Kritik kommt auch von Frauen

Kritik an einem Klo für alle kommt jedoch nicht nur aus dem konservativen Lager, sondern auch von Frauen, die die öffentliche Toilette als Schutzraum nicht missen möchten. In öffentlichen Gebäuden fungiere die Toilette für sie auch als Rückzugsort. Um Frauen einen geschützten Raum zu bieten, gibt es einen Zwei-Toiletten-Vorschlag. Dieser sieht vor, eine Toilette für Männer und eine andere für Frauen, Menschen mit Behinderung, sowie für trans- und intersexuelle Menschen zu schaffen. Doch Diskriminierung lässt sich nicht verringern, wenn Männer die Norm bleiben und Nicht-Männer die Abweichung der Norm.

Das Studierendenparlament der TU Darmstadt schlug als Lösung ein dreigeteiltes Toilettenmodell vor: Eine Toilette für Männer, eine für Frauen und eine Unisextoilette. Damit wollen sie "Schutzräume für jegliches Geschlechts-, Kultur und Religionsverständnis bieten und Gleichstellung und Familienfreundlichkeit fördern". Diese Idee lässt sich allerdings nur in öffentlichen Gebäuden umsetzten, die über mindestens drei Toiletten verfügen.

Eine Unisex-Toilette ist kein Luxusproblem, liebe CSU!

Diskussionen, in denen nicht nur auf die Mehrheitsgesellschaft Rücksicht genommen werden, haben häufig ein enormes Problempotenzial. Doch gerade darum ist es wichtig, diese zu führen, bis auch die CSU verstanden hat, dass eine nicht vorhandene Unisextoilette mehr ist als ein Luxusproblem. Die Anerkennung von Minderheitenrechten ist kein Gnadenakt, sondern ein fundamentaler Bestandteil unserer Demokratie. Nur weil die Stimmen bestimmter Menschen aufgrund ihrer geringen Zahl nicht immer so laut zu hören sind wie die von Horst Seehofer, sind deren Anliegen nicht minder relevant.

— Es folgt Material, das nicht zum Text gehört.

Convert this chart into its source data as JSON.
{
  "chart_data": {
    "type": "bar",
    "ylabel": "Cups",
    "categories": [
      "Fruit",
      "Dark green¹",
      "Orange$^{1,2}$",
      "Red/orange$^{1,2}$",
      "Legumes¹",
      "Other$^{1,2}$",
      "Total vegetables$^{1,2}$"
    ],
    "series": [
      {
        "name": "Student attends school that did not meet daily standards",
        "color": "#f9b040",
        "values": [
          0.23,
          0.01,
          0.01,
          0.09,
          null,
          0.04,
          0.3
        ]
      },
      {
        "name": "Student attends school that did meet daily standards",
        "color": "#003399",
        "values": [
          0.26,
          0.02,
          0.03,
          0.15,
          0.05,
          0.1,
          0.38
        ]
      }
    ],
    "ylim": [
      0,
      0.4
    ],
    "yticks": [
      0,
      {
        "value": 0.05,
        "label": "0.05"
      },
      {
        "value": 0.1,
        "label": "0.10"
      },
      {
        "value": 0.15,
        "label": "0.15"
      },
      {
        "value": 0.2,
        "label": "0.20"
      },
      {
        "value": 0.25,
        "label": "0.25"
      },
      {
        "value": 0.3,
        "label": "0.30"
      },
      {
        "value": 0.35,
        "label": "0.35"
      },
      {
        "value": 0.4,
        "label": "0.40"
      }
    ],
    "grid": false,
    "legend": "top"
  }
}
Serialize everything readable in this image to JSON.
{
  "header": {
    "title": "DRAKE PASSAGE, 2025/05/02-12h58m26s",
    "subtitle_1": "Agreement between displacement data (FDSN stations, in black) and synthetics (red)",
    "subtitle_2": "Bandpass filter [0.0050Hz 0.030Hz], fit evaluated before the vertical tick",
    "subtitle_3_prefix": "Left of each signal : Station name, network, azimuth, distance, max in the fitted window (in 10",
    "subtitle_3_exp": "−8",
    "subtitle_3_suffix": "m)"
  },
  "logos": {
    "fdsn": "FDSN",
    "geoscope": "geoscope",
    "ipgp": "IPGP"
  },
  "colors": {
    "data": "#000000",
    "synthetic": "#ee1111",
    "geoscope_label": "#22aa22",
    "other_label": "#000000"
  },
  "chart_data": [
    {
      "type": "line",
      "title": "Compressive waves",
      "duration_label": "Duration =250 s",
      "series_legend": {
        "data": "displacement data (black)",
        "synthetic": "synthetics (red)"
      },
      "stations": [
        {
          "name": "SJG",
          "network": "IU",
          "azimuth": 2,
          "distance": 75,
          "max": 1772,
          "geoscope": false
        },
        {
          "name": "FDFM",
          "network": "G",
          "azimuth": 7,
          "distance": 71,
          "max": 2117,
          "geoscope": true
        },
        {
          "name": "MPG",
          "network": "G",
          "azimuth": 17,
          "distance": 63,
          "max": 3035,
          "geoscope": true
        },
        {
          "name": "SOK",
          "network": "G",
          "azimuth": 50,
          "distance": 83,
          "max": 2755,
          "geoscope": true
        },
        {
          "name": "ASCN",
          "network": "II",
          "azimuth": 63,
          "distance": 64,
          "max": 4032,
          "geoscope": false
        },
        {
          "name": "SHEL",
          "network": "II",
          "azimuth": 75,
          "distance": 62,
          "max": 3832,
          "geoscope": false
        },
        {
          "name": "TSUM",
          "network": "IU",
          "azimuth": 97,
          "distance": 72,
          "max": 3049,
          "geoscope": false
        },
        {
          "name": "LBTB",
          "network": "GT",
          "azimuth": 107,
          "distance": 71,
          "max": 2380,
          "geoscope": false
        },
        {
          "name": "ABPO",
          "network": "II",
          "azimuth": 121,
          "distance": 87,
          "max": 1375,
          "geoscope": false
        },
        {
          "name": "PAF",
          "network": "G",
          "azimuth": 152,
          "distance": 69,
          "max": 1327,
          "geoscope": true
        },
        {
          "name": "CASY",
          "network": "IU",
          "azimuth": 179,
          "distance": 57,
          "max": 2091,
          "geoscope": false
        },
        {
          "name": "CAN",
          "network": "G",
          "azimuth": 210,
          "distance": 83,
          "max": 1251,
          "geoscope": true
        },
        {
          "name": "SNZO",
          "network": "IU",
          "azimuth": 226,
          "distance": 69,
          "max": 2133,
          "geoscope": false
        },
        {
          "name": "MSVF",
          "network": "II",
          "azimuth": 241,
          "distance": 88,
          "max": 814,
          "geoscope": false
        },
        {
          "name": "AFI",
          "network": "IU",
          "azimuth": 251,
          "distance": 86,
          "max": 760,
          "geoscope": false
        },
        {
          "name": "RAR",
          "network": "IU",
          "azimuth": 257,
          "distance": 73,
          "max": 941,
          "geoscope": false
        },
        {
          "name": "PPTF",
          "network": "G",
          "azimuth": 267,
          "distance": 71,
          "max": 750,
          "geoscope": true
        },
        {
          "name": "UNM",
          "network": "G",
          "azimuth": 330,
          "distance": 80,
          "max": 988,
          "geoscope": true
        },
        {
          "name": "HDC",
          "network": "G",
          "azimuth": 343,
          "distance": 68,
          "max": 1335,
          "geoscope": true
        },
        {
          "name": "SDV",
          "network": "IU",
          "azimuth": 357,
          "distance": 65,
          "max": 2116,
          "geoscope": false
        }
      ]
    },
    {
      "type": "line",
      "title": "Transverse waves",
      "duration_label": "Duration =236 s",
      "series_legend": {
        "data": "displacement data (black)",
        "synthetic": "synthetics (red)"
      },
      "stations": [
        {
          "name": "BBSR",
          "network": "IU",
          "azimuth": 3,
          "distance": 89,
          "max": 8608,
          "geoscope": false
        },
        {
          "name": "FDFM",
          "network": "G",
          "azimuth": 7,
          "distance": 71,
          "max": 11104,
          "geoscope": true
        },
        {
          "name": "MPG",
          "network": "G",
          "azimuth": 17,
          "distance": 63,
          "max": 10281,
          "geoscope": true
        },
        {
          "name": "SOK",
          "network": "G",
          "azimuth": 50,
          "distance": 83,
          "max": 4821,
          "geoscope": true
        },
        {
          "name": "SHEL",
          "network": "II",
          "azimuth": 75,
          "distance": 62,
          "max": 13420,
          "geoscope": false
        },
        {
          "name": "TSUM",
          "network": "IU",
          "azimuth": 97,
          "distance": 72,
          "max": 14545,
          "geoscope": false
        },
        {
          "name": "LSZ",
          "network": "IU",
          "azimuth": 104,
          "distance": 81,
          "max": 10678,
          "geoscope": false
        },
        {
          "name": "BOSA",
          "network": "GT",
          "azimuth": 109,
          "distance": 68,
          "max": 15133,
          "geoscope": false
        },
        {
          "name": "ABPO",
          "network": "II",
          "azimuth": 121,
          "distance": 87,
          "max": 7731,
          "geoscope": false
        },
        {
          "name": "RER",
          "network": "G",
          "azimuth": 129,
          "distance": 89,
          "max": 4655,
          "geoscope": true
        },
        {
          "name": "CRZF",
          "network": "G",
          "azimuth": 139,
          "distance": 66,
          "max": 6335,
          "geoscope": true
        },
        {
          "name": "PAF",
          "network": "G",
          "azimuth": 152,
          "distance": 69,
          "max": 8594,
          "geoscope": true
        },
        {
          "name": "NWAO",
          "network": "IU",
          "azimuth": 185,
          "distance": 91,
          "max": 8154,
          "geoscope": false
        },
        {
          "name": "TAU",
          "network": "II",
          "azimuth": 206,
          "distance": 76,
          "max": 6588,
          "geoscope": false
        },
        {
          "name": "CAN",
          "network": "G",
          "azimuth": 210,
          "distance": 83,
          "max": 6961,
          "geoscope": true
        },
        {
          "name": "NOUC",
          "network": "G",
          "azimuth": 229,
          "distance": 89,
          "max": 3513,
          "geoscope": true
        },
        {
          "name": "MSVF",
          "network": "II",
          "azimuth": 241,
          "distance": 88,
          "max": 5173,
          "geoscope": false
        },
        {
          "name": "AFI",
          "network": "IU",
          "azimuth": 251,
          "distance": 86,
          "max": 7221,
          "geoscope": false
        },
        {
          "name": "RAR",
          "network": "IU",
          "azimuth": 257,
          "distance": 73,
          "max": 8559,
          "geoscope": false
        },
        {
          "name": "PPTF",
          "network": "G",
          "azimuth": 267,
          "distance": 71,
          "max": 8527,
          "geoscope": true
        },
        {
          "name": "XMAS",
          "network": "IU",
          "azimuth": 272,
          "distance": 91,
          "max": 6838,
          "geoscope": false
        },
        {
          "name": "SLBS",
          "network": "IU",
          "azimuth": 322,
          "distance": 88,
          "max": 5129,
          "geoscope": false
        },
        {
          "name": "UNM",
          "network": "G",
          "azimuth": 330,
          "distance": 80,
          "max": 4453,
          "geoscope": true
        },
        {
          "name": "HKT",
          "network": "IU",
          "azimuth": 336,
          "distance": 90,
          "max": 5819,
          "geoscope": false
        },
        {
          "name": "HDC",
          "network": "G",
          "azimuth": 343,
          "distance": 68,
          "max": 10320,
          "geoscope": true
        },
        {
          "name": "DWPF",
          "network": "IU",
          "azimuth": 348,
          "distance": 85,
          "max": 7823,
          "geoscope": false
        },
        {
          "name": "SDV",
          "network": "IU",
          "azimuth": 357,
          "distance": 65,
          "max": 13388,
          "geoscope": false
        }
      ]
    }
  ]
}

Um zu sehen, dass das Modell einer Toilette für alle Geschlechter funktionieren kann, genügt ein Blick in die Berliner Clublandschaft. Für Partygänger*innen gehört es zum Alltag sich die Toilette mit allen zu teilen. Die große Debatte um die Unisextoiletten zeigt einmal mehr, dass Rechte von Trans- und Intersexuellen für viele noch nicht selbstverständlich ist. In unserer Gesellschaft müssen diese ein diskriminierungsfreies Leben führen können. Die Unisextoilette? Ein erster Schritt in die richtige Richtung.